En El año del diluvio, Jaime Chávarri adapta a la gran pantalla la novela homónima de Eduardo Mendoza. Desarrollado en 1953 en un pueblo catalán, el guión describe el drama de sor Consuelo, la superiora de la comunidad de religiosas que atiende el destartalado hospital del lugar. Activa y simpática, la monja busca financiación para convertir el hospital en un asilo de ancianos. Para ello contacta con el terrateniente del pueblo, Augusto Aixalá, un hombre descreído y mujeriego, que acaba seduciendo a la religiosa. De este modo se despierta también en ella un fuerte sentimiento, que hará peligrar su vocación. Mientras, los maquis, desesperados por la sequía, se acercan al pueblo cada vez más.

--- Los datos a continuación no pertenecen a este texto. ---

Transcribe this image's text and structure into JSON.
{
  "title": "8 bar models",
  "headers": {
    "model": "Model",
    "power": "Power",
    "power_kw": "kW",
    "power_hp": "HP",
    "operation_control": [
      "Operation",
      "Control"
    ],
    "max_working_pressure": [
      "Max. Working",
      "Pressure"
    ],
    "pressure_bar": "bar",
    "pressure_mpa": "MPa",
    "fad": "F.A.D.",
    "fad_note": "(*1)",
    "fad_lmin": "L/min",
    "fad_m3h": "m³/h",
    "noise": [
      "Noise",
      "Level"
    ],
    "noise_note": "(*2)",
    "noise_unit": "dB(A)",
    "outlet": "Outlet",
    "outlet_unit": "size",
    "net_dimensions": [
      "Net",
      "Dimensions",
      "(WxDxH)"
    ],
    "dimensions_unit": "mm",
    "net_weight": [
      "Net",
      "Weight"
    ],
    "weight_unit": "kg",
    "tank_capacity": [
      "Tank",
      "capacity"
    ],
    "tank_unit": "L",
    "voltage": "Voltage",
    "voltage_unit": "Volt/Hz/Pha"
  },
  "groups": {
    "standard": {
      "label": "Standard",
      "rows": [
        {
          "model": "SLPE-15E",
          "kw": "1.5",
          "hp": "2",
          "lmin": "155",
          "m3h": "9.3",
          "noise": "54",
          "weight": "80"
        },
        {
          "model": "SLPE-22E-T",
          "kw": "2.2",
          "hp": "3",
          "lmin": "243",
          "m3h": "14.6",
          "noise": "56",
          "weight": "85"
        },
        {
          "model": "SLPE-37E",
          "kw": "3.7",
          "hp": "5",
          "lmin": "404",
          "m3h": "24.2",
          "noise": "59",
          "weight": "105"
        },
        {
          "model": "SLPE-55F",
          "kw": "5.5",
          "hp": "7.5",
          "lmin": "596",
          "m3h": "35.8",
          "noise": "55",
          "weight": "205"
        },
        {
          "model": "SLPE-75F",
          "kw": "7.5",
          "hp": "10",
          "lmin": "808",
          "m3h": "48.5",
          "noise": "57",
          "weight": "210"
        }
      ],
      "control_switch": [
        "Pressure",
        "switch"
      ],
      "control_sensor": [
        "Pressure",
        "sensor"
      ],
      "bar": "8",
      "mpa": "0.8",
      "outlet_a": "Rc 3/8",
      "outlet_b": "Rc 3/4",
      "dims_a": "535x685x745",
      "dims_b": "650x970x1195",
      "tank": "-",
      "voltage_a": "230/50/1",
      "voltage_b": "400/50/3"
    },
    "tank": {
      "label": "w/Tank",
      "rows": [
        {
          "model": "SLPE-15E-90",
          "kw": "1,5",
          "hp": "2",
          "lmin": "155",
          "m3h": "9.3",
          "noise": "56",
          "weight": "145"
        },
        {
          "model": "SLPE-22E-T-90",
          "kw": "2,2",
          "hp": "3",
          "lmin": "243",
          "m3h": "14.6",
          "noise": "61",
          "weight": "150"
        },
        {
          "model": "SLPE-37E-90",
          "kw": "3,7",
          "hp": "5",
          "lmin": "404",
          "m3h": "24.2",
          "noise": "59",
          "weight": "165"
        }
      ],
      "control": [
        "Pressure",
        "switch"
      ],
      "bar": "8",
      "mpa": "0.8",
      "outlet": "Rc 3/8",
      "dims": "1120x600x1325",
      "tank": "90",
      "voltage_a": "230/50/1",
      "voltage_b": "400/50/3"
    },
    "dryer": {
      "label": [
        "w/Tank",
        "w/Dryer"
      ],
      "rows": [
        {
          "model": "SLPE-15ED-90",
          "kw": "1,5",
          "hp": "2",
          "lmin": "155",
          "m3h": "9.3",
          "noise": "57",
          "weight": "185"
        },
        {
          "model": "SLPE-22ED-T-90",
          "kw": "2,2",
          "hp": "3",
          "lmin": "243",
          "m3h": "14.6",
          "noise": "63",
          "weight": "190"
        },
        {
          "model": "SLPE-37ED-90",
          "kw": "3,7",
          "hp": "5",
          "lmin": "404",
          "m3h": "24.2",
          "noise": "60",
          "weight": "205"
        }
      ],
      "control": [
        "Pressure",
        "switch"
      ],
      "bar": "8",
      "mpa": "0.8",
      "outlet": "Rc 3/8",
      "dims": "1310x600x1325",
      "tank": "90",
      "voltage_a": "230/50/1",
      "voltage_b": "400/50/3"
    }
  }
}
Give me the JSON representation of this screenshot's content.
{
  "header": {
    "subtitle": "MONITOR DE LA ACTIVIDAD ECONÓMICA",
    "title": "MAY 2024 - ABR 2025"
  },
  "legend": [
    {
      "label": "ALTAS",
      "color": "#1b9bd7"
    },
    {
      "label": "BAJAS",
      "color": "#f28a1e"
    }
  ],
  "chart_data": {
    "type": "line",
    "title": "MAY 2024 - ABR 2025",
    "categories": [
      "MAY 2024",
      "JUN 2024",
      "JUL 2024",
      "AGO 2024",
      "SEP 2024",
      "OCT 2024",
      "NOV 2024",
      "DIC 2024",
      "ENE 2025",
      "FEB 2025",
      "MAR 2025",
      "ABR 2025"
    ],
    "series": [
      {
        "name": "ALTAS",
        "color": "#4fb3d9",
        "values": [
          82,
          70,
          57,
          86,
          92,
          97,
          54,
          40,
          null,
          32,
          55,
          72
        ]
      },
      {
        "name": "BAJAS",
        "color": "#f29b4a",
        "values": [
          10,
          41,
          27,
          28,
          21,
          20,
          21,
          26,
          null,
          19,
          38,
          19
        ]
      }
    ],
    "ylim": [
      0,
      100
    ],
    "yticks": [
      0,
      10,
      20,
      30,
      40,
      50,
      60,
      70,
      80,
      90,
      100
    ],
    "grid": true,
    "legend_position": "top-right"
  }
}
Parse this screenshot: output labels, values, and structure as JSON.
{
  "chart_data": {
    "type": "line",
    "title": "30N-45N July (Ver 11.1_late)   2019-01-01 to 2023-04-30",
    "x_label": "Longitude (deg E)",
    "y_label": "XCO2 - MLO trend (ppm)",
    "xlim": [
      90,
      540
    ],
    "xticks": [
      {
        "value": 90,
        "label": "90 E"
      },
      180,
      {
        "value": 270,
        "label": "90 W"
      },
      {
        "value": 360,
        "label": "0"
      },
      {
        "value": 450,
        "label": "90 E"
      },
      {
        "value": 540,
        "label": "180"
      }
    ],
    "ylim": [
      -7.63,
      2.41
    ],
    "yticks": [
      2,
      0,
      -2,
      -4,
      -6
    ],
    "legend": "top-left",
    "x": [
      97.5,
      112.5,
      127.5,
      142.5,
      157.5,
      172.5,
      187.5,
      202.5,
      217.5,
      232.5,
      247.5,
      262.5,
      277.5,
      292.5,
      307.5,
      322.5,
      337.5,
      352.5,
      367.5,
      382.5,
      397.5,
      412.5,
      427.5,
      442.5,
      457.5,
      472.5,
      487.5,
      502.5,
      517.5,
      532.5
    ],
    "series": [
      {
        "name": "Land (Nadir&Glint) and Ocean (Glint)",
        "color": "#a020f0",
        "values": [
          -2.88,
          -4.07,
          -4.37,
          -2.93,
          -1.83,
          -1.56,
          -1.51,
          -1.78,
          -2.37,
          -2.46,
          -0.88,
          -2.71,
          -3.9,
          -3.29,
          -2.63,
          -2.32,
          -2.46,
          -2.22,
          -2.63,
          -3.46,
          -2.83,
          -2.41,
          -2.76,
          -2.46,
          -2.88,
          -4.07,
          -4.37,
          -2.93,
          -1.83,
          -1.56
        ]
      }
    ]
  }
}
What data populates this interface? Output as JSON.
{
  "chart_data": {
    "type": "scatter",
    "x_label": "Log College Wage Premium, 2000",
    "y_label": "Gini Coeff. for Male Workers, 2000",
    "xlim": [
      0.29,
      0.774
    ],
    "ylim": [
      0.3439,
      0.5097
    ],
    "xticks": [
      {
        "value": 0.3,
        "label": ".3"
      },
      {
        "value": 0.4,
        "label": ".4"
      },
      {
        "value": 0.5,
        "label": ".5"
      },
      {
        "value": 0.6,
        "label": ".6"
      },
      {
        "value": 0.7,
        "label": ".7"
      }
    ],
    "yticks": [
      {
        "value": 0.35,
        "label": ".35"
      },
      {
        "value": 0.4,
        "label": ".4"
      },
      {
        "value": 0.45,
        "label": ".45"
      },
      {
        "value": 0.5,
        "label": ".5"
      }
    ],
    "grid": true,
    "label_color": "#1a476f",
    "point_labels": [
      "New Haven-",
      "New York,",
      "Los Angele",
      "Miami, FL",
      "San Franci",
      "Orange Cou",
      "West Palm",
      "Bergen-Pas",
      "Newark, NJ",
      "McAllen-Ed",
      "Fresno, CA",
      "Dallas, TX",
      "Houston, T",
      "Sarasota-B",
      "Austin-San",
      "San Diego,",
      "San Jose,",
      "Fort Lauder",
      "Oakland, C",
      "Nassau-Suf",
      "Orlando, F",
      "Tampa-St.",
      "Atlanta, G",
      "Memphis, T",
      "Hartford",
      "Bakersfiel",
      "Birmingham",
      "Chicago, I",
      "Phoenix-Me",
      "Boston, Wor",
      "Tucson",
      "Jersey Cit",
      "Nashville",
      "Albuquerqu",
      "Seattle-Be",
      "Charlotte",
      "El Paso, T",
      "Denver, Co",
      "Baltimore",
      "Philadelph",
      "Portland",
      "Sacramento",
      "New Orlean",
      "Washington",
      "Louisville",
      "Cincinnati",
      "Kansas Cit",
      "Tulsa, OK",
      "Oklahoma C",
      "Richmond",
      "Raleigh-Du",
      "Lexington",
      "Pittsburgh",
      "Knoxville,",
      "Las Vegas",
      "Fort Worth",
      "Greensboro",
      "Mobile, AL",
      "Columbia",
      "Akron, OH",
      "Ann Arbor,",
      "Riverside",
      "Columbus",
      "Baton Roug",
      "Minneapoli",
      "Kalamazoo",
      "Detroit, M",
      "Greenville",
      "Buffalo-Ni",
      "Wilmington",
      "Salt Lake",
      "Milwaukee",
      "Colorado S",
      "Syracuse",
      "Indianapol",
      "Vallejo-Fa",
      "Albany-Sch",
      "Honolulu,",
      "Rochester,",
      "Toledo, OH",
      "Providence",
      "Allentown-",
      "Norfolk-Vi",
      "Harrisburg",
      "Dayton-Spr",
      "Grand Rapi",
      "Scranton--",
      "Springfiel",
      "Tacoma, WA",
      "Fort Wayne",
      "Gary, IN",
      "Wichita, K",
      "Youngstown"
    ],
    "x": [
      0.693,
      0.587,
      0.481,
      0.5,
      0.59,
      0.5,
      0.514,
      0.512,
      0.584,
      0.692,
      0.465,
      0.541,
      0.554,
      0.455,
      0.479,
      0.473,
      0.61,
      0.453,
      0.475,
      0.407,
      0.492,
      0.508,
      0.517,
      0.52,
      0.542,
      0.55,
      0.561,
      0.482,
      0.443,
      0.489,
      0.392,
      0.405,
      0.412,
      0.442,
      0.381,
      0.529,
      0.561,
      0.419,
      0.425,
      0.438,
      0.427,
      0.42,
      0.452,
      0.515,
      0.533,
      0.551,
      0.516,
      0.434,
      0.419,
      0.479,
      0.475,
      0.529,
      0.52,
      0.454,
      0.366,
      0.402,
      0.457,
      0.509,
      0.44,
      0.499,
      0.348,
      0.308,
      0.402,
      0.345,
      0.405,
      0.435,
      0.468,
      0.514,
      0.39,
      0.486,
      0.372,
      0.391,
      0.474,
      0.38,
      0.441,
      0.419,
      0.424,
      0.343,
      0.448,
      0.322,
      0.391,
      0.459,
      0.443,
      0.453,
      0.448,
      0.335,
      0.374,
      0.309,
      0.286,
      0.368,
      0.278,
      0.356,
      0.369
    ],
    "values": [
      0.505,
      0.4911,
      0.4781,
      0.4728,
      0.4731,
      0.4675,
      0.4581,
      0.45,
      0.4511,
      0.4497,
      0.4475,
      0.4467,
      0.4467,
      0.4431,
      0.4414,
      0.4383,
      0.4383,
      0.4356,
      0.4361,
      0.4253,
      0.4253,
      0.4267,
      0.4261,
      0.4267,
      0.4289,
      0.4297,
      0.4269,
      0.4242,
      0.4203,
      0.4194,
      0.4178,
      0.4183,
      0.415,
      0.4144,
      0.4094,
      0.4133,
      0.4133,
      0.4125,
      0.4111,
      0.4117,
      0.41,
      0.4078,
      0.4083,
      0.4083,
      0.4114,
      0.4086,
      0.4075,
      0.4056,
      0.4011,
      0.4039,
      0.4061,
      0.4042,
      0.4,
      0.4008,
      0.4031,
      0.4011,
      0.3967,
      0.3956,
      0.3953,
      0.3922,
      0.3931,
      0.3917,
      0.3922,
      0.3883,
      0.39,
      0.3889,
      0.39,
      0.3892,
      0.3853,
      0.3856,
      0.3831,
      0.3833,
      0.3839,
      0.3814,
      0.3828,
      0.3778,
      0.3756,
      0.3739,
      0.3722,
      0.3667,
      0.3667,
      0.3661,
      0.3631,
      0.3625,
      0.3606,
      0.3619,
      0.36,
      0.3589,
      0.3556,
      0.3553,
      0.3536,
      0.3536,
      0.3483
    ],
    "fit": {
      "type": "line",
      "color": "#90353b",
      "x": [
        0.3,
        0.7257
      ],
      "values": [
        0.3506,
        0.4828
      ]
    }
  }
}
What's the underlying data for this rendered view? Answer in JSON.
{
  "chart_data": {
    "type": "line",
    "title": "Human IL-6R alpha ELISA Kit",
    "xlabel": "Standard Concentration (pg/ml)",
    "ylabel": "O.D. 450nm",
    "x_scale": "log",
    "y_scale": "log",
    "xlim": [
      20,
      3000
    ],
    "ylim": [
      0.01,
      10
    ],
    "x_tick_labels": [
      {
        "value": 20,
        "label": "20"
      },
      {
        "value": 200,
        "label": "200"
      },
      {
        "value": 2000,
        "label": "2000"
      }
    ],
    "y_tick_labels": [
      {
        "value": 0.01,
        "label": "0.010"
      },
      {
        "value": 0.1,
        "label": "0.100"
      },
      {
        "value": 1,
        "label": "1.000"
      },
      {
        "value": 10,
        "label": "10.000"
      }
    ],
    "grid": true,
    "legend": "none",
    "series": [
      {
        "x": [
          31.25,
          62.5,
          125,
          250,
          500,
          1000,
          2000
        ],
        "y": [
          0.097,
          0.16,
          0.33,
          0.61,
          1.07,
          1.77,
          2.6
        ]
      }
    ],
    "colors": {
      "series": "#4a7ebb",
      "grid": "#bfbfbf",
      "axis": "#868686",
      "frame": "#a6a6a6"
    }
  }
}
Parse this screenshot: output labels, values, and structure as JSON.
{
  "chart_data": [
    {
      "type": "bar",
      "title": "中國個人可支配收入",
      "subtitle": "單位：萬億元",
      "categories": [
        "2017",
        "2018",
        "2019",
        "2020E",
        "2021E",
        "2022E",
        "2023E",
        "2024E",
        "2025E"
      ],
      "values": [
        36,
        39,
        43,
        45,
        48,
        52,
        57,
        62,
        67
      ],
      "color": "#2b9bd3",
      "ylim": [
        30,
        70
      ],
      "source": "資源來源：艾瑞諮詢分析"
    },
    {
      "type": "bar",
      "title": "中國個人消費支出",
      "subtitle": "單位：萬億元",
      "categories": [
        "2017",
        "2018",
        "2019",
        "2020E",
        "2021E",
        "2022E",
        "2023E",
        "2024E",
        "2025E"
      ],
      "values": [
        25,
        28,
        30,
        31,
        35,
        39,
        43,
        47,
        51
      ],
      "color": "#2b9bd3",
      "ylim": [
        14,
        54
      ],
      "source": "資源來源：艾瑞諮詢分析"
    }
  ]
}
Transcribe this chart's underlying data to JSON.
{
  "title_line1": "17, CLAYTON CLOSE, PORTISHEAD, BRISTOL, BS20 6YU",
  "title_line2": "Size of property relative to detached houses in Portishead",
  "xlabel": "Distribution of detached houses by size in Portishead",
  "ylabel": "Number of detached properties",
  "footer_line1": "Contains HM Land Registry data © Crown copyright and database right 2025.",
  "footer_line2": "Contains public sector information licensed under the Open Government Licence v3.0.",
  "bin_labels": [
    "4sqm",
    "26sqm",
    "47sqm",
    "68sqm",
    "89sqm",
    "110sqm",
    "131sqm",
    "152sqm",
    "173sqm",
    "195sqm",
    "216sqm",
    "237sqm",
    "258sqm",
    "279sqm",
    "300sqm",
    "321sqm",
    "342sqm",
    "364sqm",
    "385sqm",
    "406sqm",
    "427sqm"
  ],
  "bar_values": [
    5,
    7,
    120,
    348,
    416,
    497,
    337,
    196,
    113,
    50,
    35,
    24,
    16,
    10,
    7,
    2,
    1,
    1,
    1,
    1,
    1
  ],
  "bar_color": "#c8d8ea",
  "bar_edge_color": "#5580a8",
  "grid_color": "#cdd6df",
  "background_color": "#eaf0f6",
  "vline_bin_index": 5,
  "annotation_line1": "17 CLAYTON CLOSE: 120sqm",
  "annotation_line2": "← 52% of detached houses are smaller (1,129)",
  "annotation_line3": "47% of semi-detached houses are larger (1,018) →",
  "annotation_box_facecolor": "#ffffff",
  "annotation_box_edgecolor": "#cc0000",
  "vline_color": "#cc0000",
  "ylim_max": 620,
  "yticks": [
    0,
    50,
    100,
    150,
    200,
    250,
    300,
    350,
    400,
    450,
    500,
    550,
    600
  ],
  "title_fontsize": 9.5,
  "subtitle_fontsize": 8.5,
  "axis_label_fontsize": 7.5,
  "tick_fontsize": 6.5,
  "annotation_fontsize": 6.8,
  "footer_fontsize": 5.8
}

A pesar de lo escabroso del tema central, Chávarri se ha mostrado elegante en su tratamiento, ofreciendo una mirada amable sobre la Iglesia. Sin embargo, el personaje de la monja, y con él toda la película, está lastrado de un defecto esencial: los guionistas desconocen lo que es una experiencia de fe verdadera, y la naturaleza de una vocación. Por eso, la forma en que sor Consuelo afronta su debilidad y su vida posterior es ajena a lo que cualquier mujer de fe habría hecho, y sucumbe a un escepticismo inmanentista muy poco creíble.
La película está realizada con esmero, pero no acierta con el tono, y brinda situaciones que rozan el surrealismo. Se aprecian las buenas intenciones, y el oficio de Chávarri y los actores; pero no cuentan con la óptica adecuada para afrontar una historia de esta naturaleza. De hecho, secuencias tan decisivas como el parto durante el diluvio carecen de la tensión dramática que deberían tener. También resulta molesto el constante doblaje de Fanny Ardant, bien declamado por Mercedes Sampietro, pero a menudo demasiado evidente y distanciador.